Он вскинул руки к небу, парящему над оранжереей, взглянул на нее, как совсем старый, смертельно больной человек, и сказал:
– Любовь моя единственная. Жизнь моя и дыхание мое. Лучшее, что было когда-либо у меня. Я бог и человек, проклинаю тебя и предаю. Будь ты проклята, как я проклят. И будут твои страдания, как мои страдания. И будет твоя боль, как моя боль. И будешь ты богом, как я. И никто не отменит этого приговора. Да будет так.
На секунду показалось, что Ая превратилась в фантом мертвый, как жена и дети на скалистом острове. Оболочка пустая, иллюзия, не человек. А потом она ожила, и Алик все понял. Он подбежал к ней, рухнул на шкуры у ее ног, уткнулся лицом ей в ступни и завыл:
– Что я наделал! Прости меня, Аечка. Прости, я не хотел, я не думал. Я люблю тебя. Прости. Я все исправлю. Сейчас, сейчас…
Он встал на ноги и начал поднимать дрожащие руки к небу.
– Поздно, любимый. Свершилось, и исправить ничего нельзя.
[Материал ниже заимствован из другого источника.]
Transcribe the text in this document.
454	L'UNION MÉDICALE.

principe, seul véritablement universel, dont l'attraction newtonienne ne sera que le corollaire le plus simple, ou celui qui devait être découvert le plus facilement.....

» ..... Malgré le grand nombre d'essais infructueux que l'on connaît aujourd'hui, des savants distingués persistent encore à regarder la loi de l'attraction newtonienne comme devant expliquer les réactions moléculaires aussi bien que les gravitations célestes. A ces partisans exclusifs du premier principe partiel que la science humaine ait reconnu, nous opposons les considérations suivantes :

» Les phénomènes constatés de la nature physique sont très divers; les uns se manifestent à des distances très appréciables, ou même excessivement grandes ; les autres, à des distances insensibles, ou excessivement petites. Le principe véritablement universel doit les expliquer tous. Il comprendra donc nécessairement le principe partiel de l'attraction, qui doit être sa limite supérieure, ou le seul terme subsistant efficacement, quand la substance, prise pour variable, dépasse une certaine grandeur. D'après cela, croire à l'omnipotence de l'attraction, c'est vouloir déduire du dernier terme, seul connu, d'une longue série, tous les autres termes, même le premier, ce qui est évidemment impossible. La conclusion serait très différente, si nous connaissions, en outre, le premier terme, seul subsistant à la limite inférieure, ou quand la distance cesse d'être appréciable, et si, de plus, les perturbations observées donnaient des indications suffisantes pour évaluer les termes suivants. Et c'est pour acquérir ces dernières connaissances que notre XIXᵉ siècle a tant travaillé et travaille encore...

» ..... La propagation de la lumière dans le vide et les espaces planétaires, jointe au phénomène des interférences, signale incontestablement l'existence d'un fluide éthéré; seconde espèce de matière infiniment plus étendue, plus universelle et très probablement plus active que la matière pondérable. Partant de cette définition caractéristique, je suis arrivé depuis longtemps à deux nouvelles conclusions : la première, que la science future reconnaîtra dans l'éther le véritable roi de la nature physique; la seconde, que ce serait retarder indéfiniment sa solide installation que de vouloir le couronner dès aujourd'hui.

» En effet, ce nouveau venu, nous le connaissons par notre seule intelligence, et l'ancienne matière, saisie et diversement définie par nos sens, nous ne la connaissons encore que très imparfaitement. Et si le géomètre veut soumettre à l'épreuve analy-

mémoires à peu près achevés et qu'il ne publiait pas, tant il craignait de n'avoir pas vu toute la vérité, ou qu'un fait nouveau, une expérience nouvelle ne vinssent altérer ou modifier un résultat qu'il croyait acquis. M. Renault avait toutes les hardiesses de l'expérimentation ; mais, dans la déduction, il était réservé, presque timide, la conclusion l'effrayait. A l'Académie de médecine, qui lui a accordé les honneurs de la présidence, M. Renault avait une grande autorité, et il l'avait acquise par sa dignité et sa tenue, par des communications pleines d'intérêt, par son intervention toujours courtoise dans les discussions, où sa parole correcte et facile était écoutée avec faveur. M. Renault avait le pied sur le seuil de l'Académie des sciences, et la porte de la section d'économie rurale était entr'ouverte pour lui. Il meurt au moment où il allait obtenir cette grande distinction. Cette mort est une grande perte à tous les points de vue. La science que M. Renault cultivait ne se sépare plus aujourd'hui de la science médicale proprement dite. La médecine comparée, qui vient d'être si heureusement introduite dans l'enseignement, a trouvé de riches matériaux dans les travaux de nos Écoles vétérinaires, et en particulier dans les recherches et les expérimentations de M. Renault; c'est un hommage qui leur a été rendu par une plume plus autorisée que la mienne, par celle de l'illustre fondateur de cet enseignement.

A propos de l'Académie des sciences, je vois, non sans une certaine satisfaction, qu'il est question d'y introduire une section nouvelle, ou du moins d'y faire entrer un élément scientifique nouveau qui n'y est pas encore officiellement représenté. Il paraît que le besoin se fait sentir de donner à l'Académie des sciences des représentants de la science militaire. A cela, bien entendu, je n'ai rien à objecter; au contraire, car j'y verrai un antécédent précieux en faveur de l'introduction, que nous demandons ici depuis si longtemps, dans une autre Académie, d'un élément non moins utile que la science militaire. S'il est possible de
Алик поверил ей сразу. После его проклятия она сильно изменилась. На лбу появилась вертикальная морщина, изумрудные глаза потемнели и стали цвета лесного болота, исчезла детская округлость лица… Вместо Аи на него смотрел… Демон… Гордый, много страдавший демон… Вдруг она улыбнулась, и из демона наполовину проступила прежняя Ая – рыбка золотая. До Алика окончательно дошло, что он натворил. Он закрыл ладонями лицо и заплакал.
– Ну что ты, милый, не надо, – улыбаясь говорила Ая. – Не надо, у нас мало времени, я должна успеть. Ты знай, я тебя любила. Сильно, по-настоящему. И любить тебя всегда буду. Помни об этом, милый. А за мир свой не переживай. Я присмотрю, я все сделаю. Другой у тебя путь. Иди, я отпускаю тебя.
– Нет, неееееееееееет!!!
Он заорал и бросился к Ае. Прижался к ее огрубевшему, жесткому и сухому лицу, стал целовать ее, как будто мрамор стесывать, чтобы отошла, оттаяла. На мгновение ему показалось, что еще чуть-чуть, и получится, вернется прежняя Ая, умрет демон страдающий. Но она оттолкнула его, и силы в ее руках было так много, что он упал на мягкие шкуры.
– Нам нельзя, любимый. – Она опять улыбнулась, и, как солнышко из-за туч, появилась прежняя Аечка. – Очень хочется, но нельзя. Давай просто посмотрим, запомним друг друга. Ты себя не вини ни в чем, пожалуйста. Я только сейчас тебя поняла, когда сама… Страшно это, богом быть. Нет добра и зла, нет дьявола. Есть бог, и в нем все. Страшно. Но ты не виноват. Такая судьба. И у тебя, и у меня. Зато мы любили… Любовь стоит ужаса.